Does anybody have an idea what exactly the problem is?
Thank you.

I know for a fact my IMU is tilted by a couple of degrees. I am not sure how to make it 100% perpendicular to the surface.

Add a regulator (PID...).

I already use two PIDs. An outer that controls the speed and an inner that controls the angle.

How do you "control" the angle without feedback from speed change (acceleration)? Doesn't such an interwoven system call for a Kalman filter?

These are the PIDs that I use.


Vdesired is set to 0.

I suspect the problem is in the PID control parameters, not in the reading of the sensor. I think you need to tune the PID.

I have built a self balancing robot and I am running into the same. problem. The robot can stand without any problem but it can't stop. It moves either forward or backward. Tuning the PID for the angle was not difficult. I only needed a value of kp more than 10. Kd was not. doing much. Kd of 2 was able to reduce bouncing. The speed PID did not seem to add any value.

I have placed the IMU vertically and horizontally but there was no difference. The robot keeps moving. I feel that the center of gravity is not on top of the access of rotation. Could that be the problem?

Could someone out there share his / her knowledge.
Thanks

Looks like the MPU-6050 the data rate can be programmed from 4Hz to 8000Hz and the filter response can be from 5Hz to 256Hz.

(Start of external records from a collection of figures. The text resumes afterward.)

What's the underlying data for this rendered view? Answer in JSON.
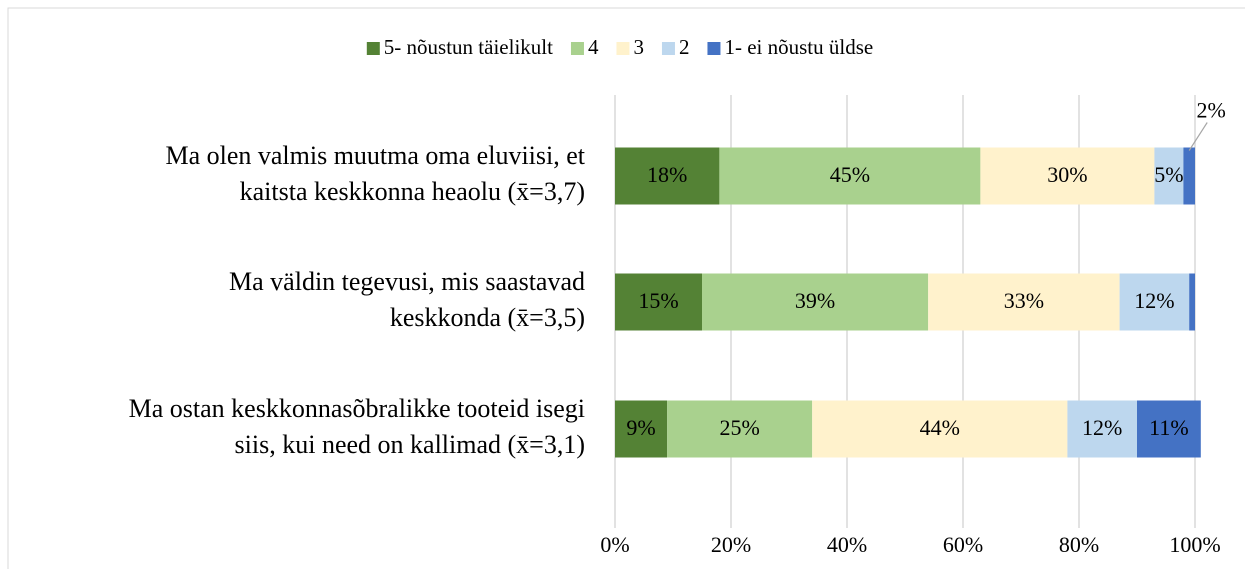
{
  "chart_data": {
    "type": "stacked-bar-horizontal",
    "categories": [
      [
        "Ma olen valmis muutma oma eluviisi, et",
        "kaitsta keskkonna heaolu (x̄=3,7)"
      ],
      [
        "Ma väldin tegevusi, mis saastavad",
        "keskkonda (x̄=3,5)"
      ],
      [
        "Ma ostan keskkonnasõbralikke tooteid isegi",
        "siis, kui need on kallimad (x̄=3,1)"
      ]
    ],
    "series": [
      {
        "name": "5- nõustun täielikult",
        "color": "#548235",
        "values": [
          18,
          15,
          9
        ],
        "value_labels": [
          "18%",
          "15%",
          "9%"
        ]
      },
      {
        "name": "4",
        "color": "#a9d18e",
        "values": [
          45,
          39,
          25
        ],
        "value_labels": [
          "45%",
          "39%",
          "25%"
        ]
      },
      {
        "name": "3",
        "color": "#fff2cc",
        "values": [
          30,
          33,
          44
        ],
        "value_labels": [
          "30%",
          "33%",
          "44%"
        ]
      },
      {
        "name": "2",
        "color": "#bdd7ee",
        "values": [
          5,
          12,
          12
        ],
        "value_labels": [
          "5%",
          "12%",
          "12%"
        ]
      },
      {
        "name": "1- ei nõustu üldse",
        "color": "#4472c4",
        "values": [
          2,
          1,
          11
        ],
        "value_labels": [
          "2%",
          null,
          "11%"
        ]
      }
    ],
    "xlim": [
      0,
      100
    ],
    "xticks": [
      {
        "value": 0,
        "label": "0%"
      },
      {
        "value": 20,
        "label": "20%"
      },
      {
        "value": 40,
        "label": "40%"
      },
      {
        "value": 60,
        "label": "60%"
      },
      {
        "value": 80,
        "label": "80%"
      },
      {
        "value": 100,
        "label": "100%"
      }
    ],
    "grid": true,
    "legend": "top"
  }
}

These rates should be considerably faster than the speed PID and angle PID computation rates or oscillation (hunting) will occur.

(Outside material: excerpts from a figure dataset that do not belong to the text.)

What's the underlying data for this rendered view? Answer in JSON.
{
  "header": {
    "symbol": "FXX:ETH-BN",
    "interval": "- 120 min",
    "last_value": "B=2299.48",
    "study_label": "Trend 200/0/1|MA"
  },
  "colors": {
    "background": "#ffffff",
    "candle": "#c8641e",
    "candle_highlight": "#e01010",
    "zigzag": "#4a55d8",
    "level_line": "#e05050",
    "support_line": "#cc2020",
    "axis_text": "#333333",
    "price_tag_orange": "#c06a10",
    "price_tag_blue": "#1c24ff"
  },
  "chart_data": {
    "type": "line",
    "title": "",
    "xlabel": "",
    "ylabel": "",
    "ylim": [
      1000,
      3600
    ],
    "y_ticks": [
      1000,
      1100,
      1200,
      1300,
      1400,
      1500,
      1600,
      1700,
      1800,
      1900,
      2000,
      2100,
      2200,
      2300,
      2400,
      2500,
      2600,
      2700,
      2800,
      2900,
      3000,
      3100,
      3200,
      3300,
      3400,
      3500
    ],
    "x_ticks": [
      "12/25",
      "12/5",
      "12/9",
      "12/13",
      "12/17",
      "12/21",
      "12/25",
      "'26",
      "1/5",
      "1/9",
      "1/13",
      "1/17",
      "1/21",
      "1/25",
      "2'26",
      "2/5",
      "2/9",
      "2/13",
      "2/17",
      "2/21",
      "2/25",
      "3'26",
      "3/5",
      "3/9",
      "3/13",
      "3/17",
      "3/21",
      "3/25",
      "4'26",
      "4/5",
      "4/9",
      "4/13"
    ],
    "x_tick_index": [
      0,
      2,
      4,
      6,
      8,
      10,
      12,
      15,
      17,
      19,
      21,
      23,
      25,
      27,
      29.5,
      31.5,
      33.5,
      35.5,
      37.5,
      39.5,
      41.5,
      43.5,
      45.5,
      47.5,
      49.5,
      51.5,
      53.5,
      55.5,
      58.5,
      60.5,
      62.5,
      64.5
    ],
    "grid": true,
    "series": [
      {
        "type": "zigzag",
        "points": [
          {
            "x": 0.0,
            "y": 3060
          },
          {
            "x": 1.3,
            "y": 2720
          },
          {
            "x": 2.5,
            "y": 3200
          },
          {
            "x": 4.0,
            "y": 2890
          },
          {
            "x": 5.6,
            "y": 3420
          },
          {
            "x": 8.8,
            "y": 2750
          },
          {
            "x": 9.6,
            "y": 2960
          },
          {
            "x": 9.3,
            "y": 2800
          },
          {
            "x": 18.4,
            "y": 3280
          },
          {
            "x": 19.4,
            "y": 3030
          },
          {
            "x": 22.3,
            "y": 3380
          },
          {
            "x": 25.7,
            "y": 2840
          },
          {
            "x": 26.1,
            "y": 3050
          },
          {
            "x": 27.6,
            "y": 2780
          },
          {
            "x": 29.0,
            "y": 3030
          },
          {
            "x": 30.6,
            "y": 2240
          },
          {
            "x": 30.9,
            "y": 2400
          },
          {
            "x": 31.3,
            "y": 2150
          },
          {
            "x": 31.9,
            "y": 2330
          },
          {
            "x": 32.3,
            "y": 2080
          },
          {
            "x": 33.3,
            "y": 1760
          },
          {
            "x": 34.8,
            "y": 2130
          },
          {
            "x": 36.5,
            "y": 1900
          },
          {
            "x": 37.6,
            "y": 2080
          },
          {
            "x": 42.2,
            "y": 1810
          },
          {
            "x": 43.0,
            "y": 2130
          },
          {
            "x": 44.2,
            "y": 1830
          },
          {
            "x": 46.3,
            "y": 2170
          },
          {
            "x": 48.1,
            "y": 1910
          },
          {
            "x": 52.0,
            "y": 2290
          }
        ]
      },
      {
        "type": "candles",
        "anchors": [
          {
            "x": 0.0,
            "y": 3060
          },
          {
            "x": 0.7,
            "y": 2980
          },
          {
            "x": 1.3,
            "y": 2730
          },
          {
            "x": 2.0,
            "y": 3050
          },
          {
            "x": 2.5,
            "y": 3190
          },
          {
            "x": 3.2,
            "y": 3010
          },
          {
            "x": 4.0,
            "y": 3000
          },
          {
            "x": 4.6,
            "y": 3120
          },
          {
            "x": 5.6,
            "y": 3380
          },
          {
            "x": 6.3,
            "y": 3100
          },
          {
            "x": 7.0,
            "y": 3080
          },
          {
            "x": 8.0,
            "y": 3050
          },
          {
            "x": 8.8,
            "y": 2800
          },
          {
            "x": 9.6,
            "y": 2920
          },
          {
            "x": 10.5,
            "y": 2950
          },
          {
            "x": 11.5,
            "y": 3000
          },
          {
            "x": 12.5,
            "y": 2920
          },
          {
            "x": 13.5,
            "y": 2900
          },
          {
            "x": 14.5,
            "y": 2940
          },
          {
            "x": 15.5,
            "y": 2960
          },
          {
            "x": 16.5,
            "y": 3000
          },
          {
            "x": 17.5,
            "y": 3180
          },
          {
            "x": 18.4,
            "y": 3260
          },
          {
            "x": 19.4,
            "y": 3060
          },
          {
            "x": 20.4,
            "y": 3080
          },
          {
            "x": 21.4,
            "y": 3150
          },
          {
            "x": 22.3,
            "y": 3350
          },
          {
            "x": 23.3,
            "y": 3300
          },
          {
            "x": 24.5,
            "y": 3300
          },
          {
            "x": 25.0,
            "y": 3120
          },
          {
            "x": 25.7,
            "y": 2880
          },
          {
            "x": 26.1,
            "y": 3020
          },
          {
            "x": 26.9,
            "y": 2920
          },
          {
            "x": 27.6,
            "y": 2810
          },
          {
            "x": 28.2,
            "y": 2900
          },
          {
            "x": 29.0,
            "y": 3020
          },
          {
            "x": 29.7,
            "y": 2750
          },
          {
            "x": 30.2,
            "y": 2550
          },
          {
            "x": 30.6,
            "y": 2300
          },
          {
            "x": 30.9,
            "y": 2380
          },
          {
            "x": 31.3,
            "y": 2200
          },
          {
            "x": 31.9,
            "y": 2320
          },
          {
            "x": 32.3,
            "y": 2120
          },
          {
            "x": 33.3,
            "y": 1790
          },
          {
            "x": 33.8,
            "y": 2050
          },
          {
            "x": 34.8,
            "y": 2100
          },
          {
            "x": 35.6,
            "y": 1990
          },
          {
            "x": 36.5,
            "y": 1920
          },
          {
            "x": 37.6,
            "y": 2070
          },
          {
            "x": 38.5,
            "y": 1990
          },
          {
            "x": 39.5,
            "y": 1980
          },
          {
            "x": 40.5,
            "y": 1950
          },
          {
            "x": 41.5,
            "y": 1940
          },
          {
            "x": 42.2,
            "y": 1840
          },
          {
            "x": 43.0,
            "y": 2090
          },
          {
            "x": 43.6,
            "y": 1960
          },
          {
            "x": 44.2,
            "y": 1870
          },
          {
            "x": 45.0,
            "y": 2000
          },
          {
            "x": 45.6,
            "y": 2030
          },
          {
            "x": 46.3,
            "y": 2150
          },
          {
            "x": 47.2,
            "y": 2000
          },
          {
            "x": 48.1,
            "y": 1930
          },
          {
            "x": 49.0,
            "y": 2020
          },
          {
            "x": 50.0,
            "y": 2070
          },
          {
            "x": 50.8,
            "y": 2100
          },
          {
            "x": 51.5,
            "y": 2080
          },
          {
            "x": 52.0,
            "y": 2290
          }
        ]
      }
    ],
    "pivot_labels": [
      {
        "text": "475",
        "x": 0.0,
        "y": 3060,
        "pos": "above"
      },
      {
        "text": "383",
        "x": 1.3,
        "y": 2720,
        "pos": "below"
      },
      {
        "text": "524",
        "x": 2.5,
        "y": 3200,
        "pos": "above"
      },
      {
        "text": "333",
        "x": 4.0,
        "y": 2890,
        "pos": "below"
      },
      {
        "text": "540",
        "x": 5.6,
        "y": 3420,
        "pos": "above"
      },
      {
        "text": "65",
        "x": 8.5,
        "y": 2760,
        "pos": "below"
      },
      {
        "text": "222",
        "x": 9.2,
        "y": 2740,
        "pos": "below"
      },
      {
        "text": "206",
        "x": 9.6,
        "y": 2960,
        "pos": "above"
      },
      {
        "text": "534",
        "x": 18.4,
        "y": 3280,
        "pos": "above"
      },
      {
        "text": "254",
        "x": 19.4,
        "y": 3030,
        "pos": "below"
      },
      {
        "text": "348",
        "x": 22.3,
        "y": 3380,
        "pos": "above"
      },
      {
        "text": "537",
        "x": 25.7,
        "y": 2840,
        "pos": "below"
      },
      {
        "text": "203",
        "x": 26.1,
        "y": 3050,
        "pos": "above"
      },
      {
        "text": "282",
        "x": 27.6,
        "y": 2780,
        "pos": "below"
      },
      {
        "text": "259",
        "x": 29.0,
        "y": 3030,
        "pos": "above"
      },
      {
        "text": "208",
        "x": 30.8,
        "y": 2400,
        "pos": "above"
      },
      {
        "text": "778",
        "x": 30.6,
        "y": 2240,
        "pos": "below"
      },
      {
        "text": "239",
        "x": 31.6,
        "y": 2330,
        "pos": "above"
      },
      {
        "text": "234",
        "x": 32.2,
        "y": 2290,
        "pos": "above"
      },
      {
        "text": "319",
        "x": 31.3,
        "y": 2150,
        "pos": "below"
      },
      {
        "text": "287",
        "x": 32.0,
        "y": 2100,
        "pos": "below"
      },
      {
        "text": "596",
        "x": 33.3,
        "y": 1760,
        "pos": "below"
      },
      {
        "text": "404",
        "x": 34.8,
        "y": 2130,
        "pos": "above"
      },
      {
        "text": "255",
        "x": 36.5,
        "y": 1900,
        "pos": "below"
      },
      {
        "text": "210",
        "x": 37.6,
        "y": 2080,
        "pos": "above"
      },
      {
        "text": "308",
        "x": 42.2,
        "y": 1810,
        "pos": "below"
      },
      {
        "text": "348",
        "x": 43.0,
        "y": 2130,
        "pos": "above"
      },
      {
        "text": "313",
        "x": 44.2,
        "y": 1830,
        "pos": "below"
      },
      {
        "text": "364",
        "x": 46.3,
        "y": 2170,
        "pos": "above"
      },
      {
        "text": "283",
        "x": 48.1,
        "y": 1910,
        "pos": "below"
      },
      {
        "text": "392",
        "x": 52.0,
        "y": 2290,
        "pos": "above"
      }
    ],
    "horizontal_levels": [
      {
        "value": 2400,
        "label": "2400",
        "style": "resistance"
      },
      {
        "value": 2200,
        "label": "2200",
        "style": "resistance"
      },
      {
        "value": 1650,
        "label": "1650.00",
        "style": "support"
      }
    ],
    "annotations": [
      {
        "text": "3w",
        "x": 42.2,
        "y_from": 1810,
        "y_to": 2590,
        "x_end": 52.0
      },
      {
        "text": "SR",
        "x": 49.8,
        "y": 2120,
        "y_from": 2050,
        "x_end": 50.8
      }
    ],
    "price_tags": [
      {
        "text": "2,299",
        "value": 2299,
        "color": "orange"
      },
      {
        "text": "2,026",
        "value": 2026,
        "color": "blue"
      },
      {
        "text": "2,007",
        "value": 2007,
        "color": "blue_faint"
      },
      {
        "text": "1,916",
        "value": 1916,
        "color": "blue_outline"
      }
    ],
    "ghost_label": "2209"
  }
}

You are thinking in static terms about a dynamic problem.

In order to get vertical it must move and while you may get very close to desired, the thing will tilt and your system will compensate by moving.

Have you tried using a gyroscope?

PJRC dot com sells Arduino-compatible ARM-duinos with high clock rates (Teensy 4.1 is 600MHz) and Floating Point Units in the 32-bit cores. Floating point calculations without FPU except for powers of 10 operations magnitudes slower than using integers.